The office of city Comptroller Scot Stringer has asked the U.S. Department of Justice to investigate the possibility of collusion among the recipients of the current contracts to deliver milk to schools under the city’s Department of Eduction.

The current five-year contract, awarded in 2008, was apportioned among Beyer Farms, Inc., Elmhurst Dairy and Bartlett Dairy, all of Jamaica.

Beyer declared bankruptcy in December 2012 and ceased operations. The DOE was able to award two other contracts to keep the flow of milk products uninterrupted.

“[The] DOE did not adequately review the financial capacity of the vendors that were awarded milk contracts,” Stringer said in a letter accompanying the 43-page audit report. “In addition, DOE lacked adequate procedures for detecting the warning signs of possible (emphasis in the original) collusion.”

Eric Sumberg, Stringer’s press secretary, said the contracts with Elmhurst, set to expire last Aug. 31, have been extended as the DOE prepares for new bids.

“We will be taking a very close look at those milk contracts, which have been sent out for bids, in our office,” he said.

He also said it is not unusual that an investigation would have begun so close to the end of a contract.

“Auditing is by its nature a backward-looking exercise,” he said.

Calls to Bartlett and Elmhurst were not returned. Gina Talamona, a spokeswoman for the DOJ, would acknowledge only that they are in receipt of Stringer’s referral.

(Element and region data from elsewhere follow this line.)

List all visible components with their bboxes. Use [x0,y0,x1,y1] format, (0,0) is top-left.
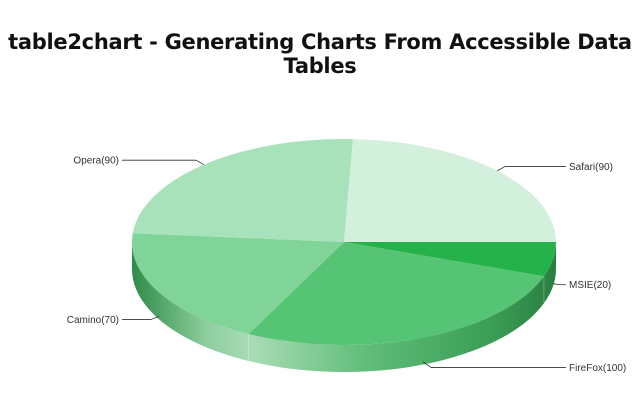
pie-slice-firefox [248,242,544,345]
pie-leader-safari [496,166,566,172]
pie-slice-camino [132,233,344,334]
pie-label-camino: Camino(70) [67,315,119,326]
pie-slice-safari [344,139,556,242]
pie-labels: MSIE(20) FireFox(100) Camino(70) Opera(90) S… [67,156,627,374]
pie-tops [132,139,556,345]
pie-leader-camino [122,316,160,320]
pie-leader-firefox [422,361,566,368]
pie-slice-opera [132,139,353,242]
pie-slice-msie [344,242,556,277]
pie-leader-msie [552,283,566,286]
pie-front-wall [132,242,556,373]
pie-sides [132,242,556,373]
chart-title: table2chart - Generating Charts From Acc… [8,30,632,78]
pie-label-msie: MSIE(20) [569,280,611,291]
pie-label-firefox: FireFox(100) [569,363,626,374]
pie-leader-opera [122,159,205,166]
pie-label-safari: Safari(90) [569,162,613,173]
pie-label-opera: Opera(90) [73,156,119,167]
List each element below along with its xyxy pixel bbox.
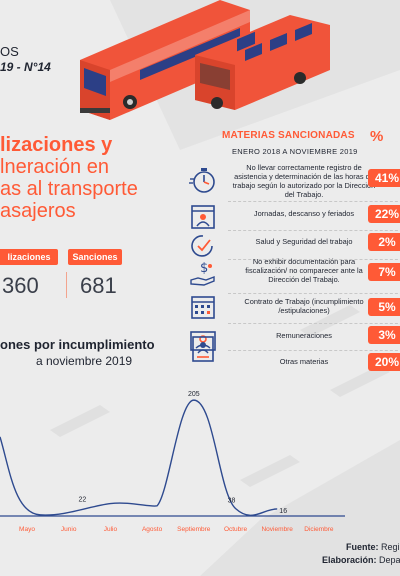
x-tick-label: Agosto	[142, 526, 163, 533]
x-tick-label: Octubre	[224, 526, 248, 533]
panel-title: MATERIAS SANCIONADAS	[222, 130, 355, 141]
hand-money-icon: $	[190, 261, 215, 286]
materia-percent: 5%	[368, 298, 400, 316]
sanciones-line-chart: Mayo Junio Julio Agosto Septiembre Octubre Nov…	[0, 391, 345, 533]
x-tick-label: Junio	[61, 526, 77, 533]
source-label: Fuente:	[346, 542, 379, 552]
title-line-2: lneración en	[0, 156, 109, 178]
sanciones-badge: Sanciones	[68, 249, 122, 265]
materia-percent: 3%	[368, 326, 400, 344]
materia-text: Otras materias	[279, 357, 329, 366]
header-label: OS	[0, 44, 19, 59]
data-label: 22	[79, 497, 87, 504]
materia-row: $ No exhibir documentación para fiscaliz…	[188, 255, 400, 295]
materia-row: No llevar correctamente registro de asis…	[188, 160, 400, 203]
title-line-1: lizaciones y	[0, 134, 113, 156]
sanciones-value: 681	[80, 273, 117, 298]
materia-text: Salud y Seguridad del trabajo	[255, 237, 353, 246]
materia-row: Salud y Seguridad del trabajo 2%	[188, 233, 400, 261]
materia-percent: 20%	[368, 353, 400, 371]
materia-row: Contrato de Trabajo (incumplimiento /est…	[188, 294, 400, 324]
materia-text: Remuneraciones	[276, 331, 332, 340]
x-tick-label: Septiembre	[177, 526, 211, 533]
elaboration-value: Depar	[379, 555, 400, 565]
materia-percent: 22%	[368, 205, 400, 223]
stopwatch-icon	[189, 168, 215, 193]
calendar-grid-icon	[191, 296, 215, 319]
bus-illustration-left	[80, 0, 250, 120]
main-title: lizaciones y lneración en as al transpor…	[0, 134, 175, 222]
materia-text: No exhibir documentación para fiscalizac…	[245, 257, 363, 284]
materia-text: No llevar correctamente registro de asis…	[232, 163, 376, 199]
source-line: Fuente: Regi	[346, 542, 400, 552]
issue-number: 19 - N°14	[0, 60, 51, 74]
clock-check-icon	[191, 235, 213, 257]
x-tick-label: Diciembre	[304, 526, 334, 533]
data-label: 16	[279, 508, 287, 515]
materia-percent: 7%	[368, 263, 400, 281]
svg-text:$: $	[200, 261, 208, 276]
materia-text: Jornadas, descanso y feriados	[253, 209, 355, 218]
title-line-4: asajeros	[0, 200, 76, 222]
materia-percent: 2%	[368, 233, 400, 251]
elaboration-label: Elaboración:	[322, 555, 377, 565]
data-label: 205	[188, 391, 200, 398]
chart-subtitle: a noviembre 2019	[36, 354, 133, 368]
data-label: 38	[228, 498, 236, 505]
panel-percent-symbol: %	[370, 128, 384, 145]
materia-row: Remuneraciones 3%	[188, 324, 400, 352]
row-divider	[228, 259, 400, 261]
x-tick-label: Noviembre	[261, 526, 293, 533]
row-divider	[228, 230, 400, 232]
materia-text: Contrato de Trabajo (incumplimiento /est…	[244, 297, 364, 315]
panel-date-range: ENERO 2018 A NOVIEMBRE 2019	[232, 147, 358, 156]
materia-percent: 41%	[368, 169, 400, 187]
chart-title: ones por incumplimiento	[0, 337, 155, 352]
series-line	[0, 399, 278, 517]
x-tick-label: Julio	[104, 526, 118, 533]
source-value: Regi	[381, 542, 400, 552]
fiscalizaciones-value: 360	[2, 273, 39, 298]
x-tick-label: Mayo	[19, 526, 35, 533]
fiscalizaciones-badge: lizaciones	[0, 249, 58, 265]
row-divider	[228, 350, 400, 352]
materia-row: Jornadas, descanso y feriados 22%	[188, 203, 400, 231]
row-divider	[228, 201, 400, 203]
title-line-3: as al transporte	[0, 178, 138, 200]
stats-divider	[66, 272, 67, 298]
materia-row: Otras materias 20%	[188, 336, 400, 378]
calendar-person-icon	[191, 205, 215, 229]
row-divider	[228, 293, 400, 295]
elaboration-line: Elaboración: Depar	[322, 555, 400, 565]
row-divider	[228, 323, 400, 325]
id-document-icon	[192, 336, 214, 362]
bus-illustration-right	[195, 15, 330, 110]
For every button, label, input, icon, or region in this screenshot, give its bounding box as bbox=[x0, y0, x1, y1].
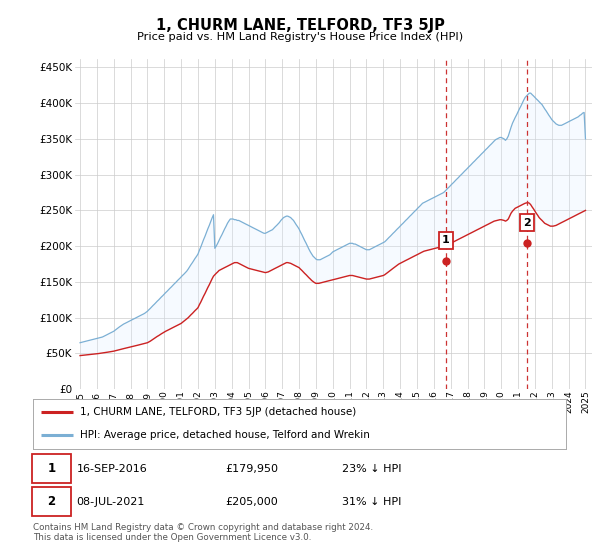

The audit, begun under the administration of former Comptroller John Liu, found that a total of seven companies made bids for all or part of the services required in the DOE’s eight delivery zones.

Bartlett originally was awarded the smallest share of the contract, but in October 2008 — less than two months after the contracts were awarded and less than two before they went into effect — Beyer and Elmhurst sought and got permission to subcontract delivery to Bartlett in some sections of Queens, Manhattan and the Bronx.

The report states that warning signs of Beyer’s financial condition would have been visible with an adequate review. It says the DOE did not adequately review financial statements on Beyer for the years 2004 through 2007 that “indicated that Beyer did not have the financial resources to fully perform the contract.”

Page 14 of the audit states that the Comptroller’s Office identified “various warning signs pointing to possible collusion” including connections among the vendors, questionable bidding patterns and a bidder being selected as a subcontractor for two other bidders.

“While these warning signs in and of themselves are not evidence that collusion actually occurred, we believe that these signs indicate that further review by DOE ... was warranted before awarding these contracts.”

Stringer’s report included DOE responses on several points.

The DOE stated among other things that:

• “it does not disagree with the recommendation” to refine its procedures for reviewing vendors’ financial condition; and

• it will ensure that financial statements for the next milk contract be certified by an independent certified public accountant.

It also said some recommendations have been in place as far back as 2011.

In response to recommendations that the DOE take more advantage of resources such as the DOJ’s Antitrust Unit for vendor background checks, the DOE stated “That the Comptroller disagrees with the DOE’s analysis and possibly the conclusions does not mean that such analysis was not performed.”

A letter dated Oct. 9, 2013 from then-Deputy Chancellor Kathleen Grimm said “while the Comptroller may be critical of certain aspects of the DOE’s procurement ... the one thought that should not get lost in the report’s lengthy, chart-filled narrative is that every day, without a break attributable to contract implementation, high-quality milk is delivered to schools at a competitive cost. In the end, the procurement has proven to be a service to the schools and a savings to this city’s taxpayers.”

But the DOE did agree that it can create procedures that would make it easier to identify warning signs of collusion.